Bazen sadece sessiz kalarak, bazen
söylediklerinin ardında gerçek söylemek istediklerini kavrayarak ancak taraf
tutmadan sadece dinleyin. Onun paylaşmak istediği şeyi anlayın. Onu sizinle
konuşmaya çabalarken yargılamayın, eleştirmeyin, alay etmeyin, hemen akıl
vermeyin, sadece dinleyin. Çocuğunuz kendini anlatıp, sizin söylediklerinizi
duyup anlayabilecek kadar olayın dışına çıkabildiğinde birlikte çözümler
üretebilirsiniz.
Elbette çocuğunuza akıl da vereceksiniz,
öneride de bulunacaksınız, şakalaşacaksınız, eleştireceksiniz ancak, size
sorununu anlatmaya çalışırken bunu yaparsanız, kendisini anlatmasına ve
aranızdaki ilişkinin sağlamlaşmasına izin vermemiş olursunuz. Dinleyerek gerçek
sorunun ne olduğunu birlikte bulmanız, onun başarma duygusunu, sizinle
işbirliğini, saygıyı ve sevgiyi öğrenmesini sağlayacaktır. Bunu yapabilmek
ancak gerçekten onu anlamaya çalışarak dinlemekle mümkündür.

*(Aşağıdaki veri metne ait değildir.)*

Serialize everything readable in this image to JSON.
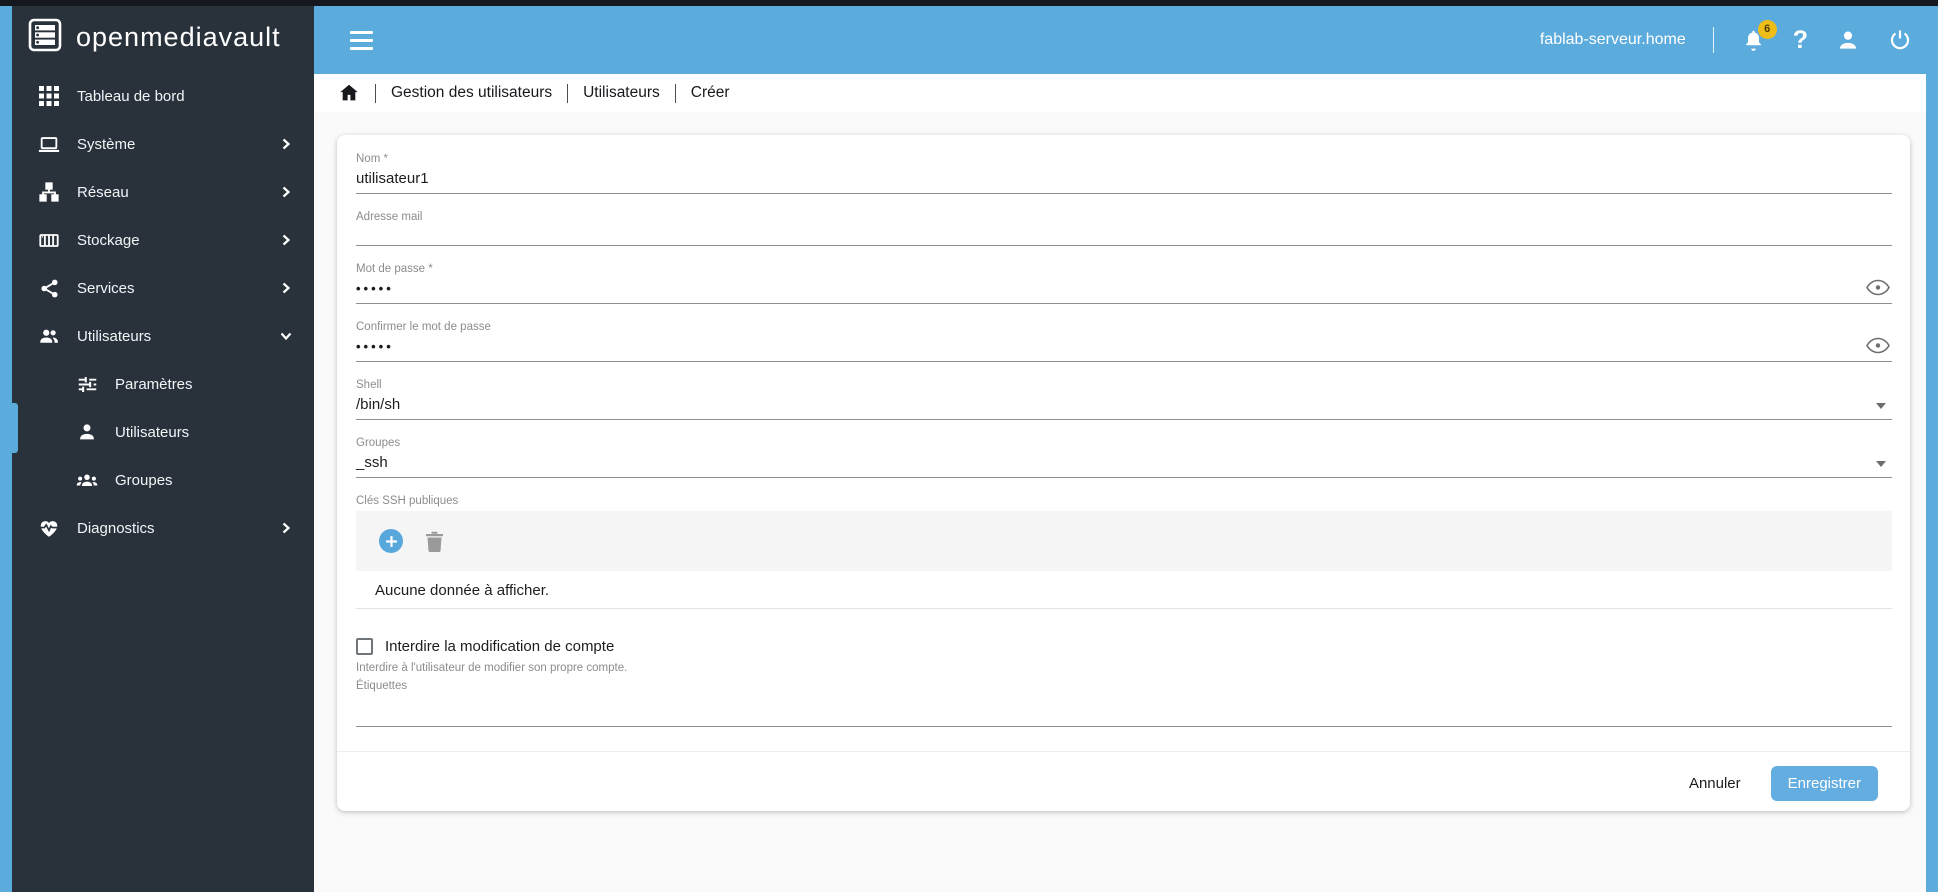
{
  "brand": {
    "name": "openmediavault"
  },
  "topbar": {
    "hostname": "fablab-serveur.home",
    "notifications_count": "6",
    "icons": [
      "bell-icon",
      "help-icon",
      "user-icon",
      "power-icon"
    ]
  },
  "breadcrumb": {
    "items": [
      "Gestion des utilisateurs",
      "Utilisateurs",
      "Créer"
    ]
  },
  "sidebar": {
    "items": [
      {
        "label": "Tableau de bord",
        "icon": "dashboard-grid-icon"
      },
      {
        "label": "Système",
        "icon": "laptop-icon",
        "chevron": "right"
      },
      {
        "label": "Réseau",
        "icon": "network-icon",
        "chevron": "right"
      },
      {
        "label": "Stockage",
        "icon": "storage-icon",
        "chevron": "right"
      },
      {
        "label": "Services",
        "icon": "share-icon",
        "chevron": "right"
      },
      {
        "label": "Utilisateurs",
        "icon": "people-icon",
        "chevron": "down",
        "expanded": true
      },
      {
        "label": "Paramètres",
        "icon": "tune-icon",
        "sub": true
      },
      {
        "label": "Utilisateurs",
        "icon": "person-icon",
        "sub": true,
        "active": true
      },
      {
        "label": "Groupes",
        "icon": "groups-icon",
        "sub": true
      },
      {
        "label": "Diagnostics",
        "icon": "heart-pulse-icon",
        "chevron": "right"
      }
    ]
  },
  "form": {
    "nom": {
      "label": "Nom *",
      "value": "utilisateur1"
    },
    "adresse_mail": {
      "label": "Adresse mail",
      "value": ""
    },
    "mot_de_passe": {
      "label": "Mot de passe *",
      "value": "•••••"
    },
    "confirmer": {
      "label": "Confirmer le mot de passe",
      "value": "•••••"
    },
    "shell": {
      "label": "Shell",
      "value": "/bin/sh"
    },
    "groupes": {
      "label": "Groupes",
      "value": "_ssh"
    },
    "ssh": {
      "label": "Clés SSH publiques",
      "empty_text": "Aucune donnée à afficher."
    },
    "interdire": {
      "label": "Interdire la modification de compte",
      "helper": "Interdire à l'utilisateur de modifier son propre compte.",
      "checked": false
    },
    "etiquettes": {
      "label": "Étiquettes",
      "value": ""
    }
  },
  "actions": {
    "cancel": "Annuler",
    "save": "Enregistrer"
  },
  "colors": {
    "accent": "#5babdd",
    "sidebar_bg": "#29323b",
    "save_button": "#64ade1",
    "badge": "#eebd18",
    "field_label": "#8c8c8c"
  }
}
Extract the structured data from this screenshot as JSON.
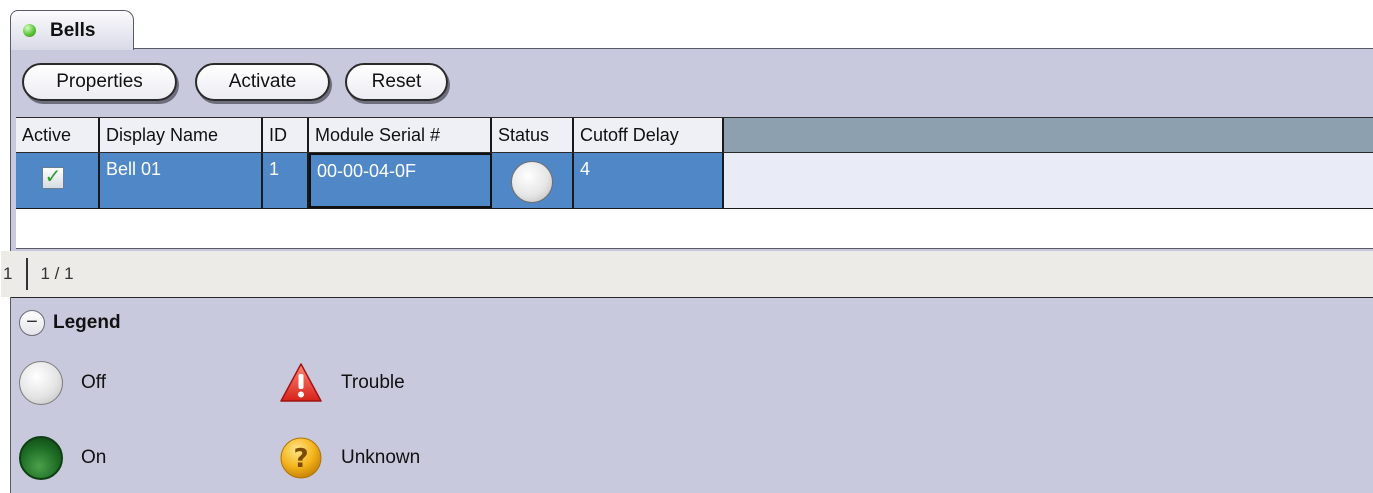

Onu gerçekten dinleyebilmeniz için; zaman,
sabır ve anlama çabanız dışında hiç bir şeye gereksiniminiz yok.
Birbirleriyle Kıyaslamamak
Çocuklarınızı birbirleriyle veya
arkadaşlarıyla karşılaştırmayın. Her biri bir diğerinden farklı. Her biri
biricik, tek, aynı onun gibi yeryüzünde biri daha yok.
• Karşılaştırma
yapmak sadece kardeşleri veya arkadaşları birbirinden hoşlanmamaya hatta nefret
etmeye yönlendirir.
• Eşinizin sizi
kapı komşunuzla sürekli kıyasladığını düşünün, böyle bir yaşantıdan kimse
memnun kalmayacaktır. Size söylesin veya söylemesin çocuğunuzun da
hoşlanmadığından emin olabilirsiniz.
• Ayrıca, bu
yolla çocuğunuza kendisinin dışındaki uyaranlarla harekete geçmesini öğretmiş
olursunuz. İç denetimden uzaklaştırırsınız.
Gelişmelerinin Her Adımı Anlamlıdır.
Bunları Fark etmek
İlk kelimesini,
İlk adımını hatırlayın.
Onlara gösterdiğiniz tepkileri düşünün.
• Şu anda da
aynı hızla ve aynı konularda değil ama gelişimi devam ediyor.
• Üşüdüğünü,
acıktığını hissedip bir şeyler istediğinde veya bir konudaki düşüncesini
anlatabildiğinde, birini taklit ederken gelişimi devam ediyor. Sürekli
öğreniyor.
• Onlar için
neleri yapabiliyor olduklarını görmek, başarıyı tatmak ve özellikle de bunu
başkalarının fark ettiğini hissetmek son derece önemlidir.